Use this to step through a reusable interview workflow for this problem.

Press Step or Run All to begin.
Step 07

Complexity Analysis

Time
O(n)
Space
O(1)

Approach Breakdown

BRUTE FORCE
O(n²) time
O(1) space

Two nested loops check every pair or subarray. The outer loop fixes a starting point, the inner loop extends or searches. For n elements this gives up to n²/2 operations. No extra space, but the quadratic time is prohibitive for large inputs.

OPTIMIZED
O(n) time
O(1) space

Most array problems have an O(n²) brute force (nested loops) and an O(n) optimal (single pass with clever state tracking). The key is identifying what information to maintain as you scan: a running max, a prefix sum, a hash map of seen values, or two pointers.

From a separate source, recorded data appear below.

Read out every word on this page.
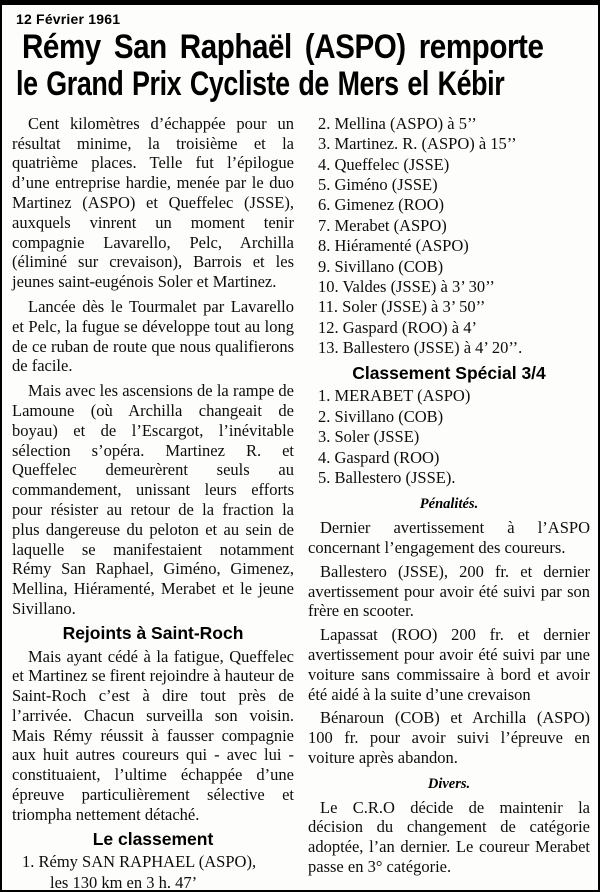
12 Février 1961
Rémy San Raphaël (ASPO) remporte
le Grand Prix Cycliste de Mers el Kébir

Cent kilomètres d’échappée pour un résultat minime, la troisième et la quatrième places. Telle fut l’épilogue d’une entreprise hardie, menée par le duo Martinez (ASPO) et Queffelec (JSSE), auxquels vinrent un moment tenir compagnie Lavarello, Pelc, Archilla (éliminé sur crevaison), Barrois et les jeunes saint-eugénois Soler et Martinez.

Lancée dès le Tourmalet par Lavarello et Pelc, la fugue se développe tout au long de ce ruban de route que nous qualifierons de facile.

Mais avec les ascensions de la rampe de Lamoune (où Archilla changeait de boyau) et de l’Escargot, l’inévitable sélection s’opéra. Martinez R. et Queffelec demeurèrent seuls au commandement, unissant leurs efforts pour résister au retour de la fraction la plus dangereuse du peloton et au sein de laquelle se manifestaient notamment Rémy San Raphael, Giméno, Gimenez, Mellina, Hiéramenté, Merabet et le jeune Sivillano.

Rejoints à Saint-Roch

Mais ayant cédé à la fatigue, Queffelec et Martinez se firent rejoindre à hauteur de Saint-Roch c’est à dire tout près de l’arrivée. Chacun surveilla son voisin. Mais Rémy réussit à fausser compagnie aux huit autres coureurs qui - avec lui - constituaient, l’ultime échappée d’une épreuve particulièrement sélective et triompha nettement détaché.

Le classement
1. Rémy SAN RAPHAEL (ASPO),
les 130 km en 3 h. 47’
2. Mellina (ASPO) à 5’’
3. Martinez. R. (ASPO) à 15’’
4. Queffelec (JSSE)
5. Giméno (JSSE)
6. Gimenez (ROO)
7. Merabet (ASPO)
8. Hiéramenté (ASPO)
9. Sivillano (COB)
10. Valdes (JSSE) à 3’ 30’’
11. Soler (JSSE) à 3’ 50’’
12. Gaspard (ROO) à 4’
13. Ballestero (JSSE) à 4’ 20’’.
Classement Spécial 3/4
1. MERABET (ASPO)
2. Sivillano (COB)
3. Soler (JSSE)
4. Gaspard (ROO)
5. Ballestero (JSSE).
Pénalités.

Dernier avertissement à l’ASPO concernant l’engagement des coureurs.

Ballestero (JSSE), 200 fr. et dernier avertissement pour avoir été suivi par son frère en scooter.

Lapassat (ROO) 200 fr. et dernier avertissement pour avoir été suivi par une voiture sans commissaire à bord et avoir été aidé à la suite d’une crevaison

Bénaroun (COB) et Archilla (ASPO) 100 fr. pour avoir suivi l’épreuve en voiture après abandon.

Divers.

Le C.R.O décide de maintenir la décision du changement de catégorie adoptée, l’an dernier. Le coureur Merabet passe en 3° catégorie.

Shortcut: If you are using nested loops on an array, there is almost always an O(n) solution. Look for the right auxiliary state.
Coach Notes

Common Mistakes

Review these before coding to avoid predictable interview regressions.

Off-by-one on range boundaries

Wrong move: Loop endpoints miss first/last candidate.

Usually fails on: Fails on minimal arrays and exact-boundary answers.

Fix: Re-derive loops from inclusive/exclusive ranges before coding.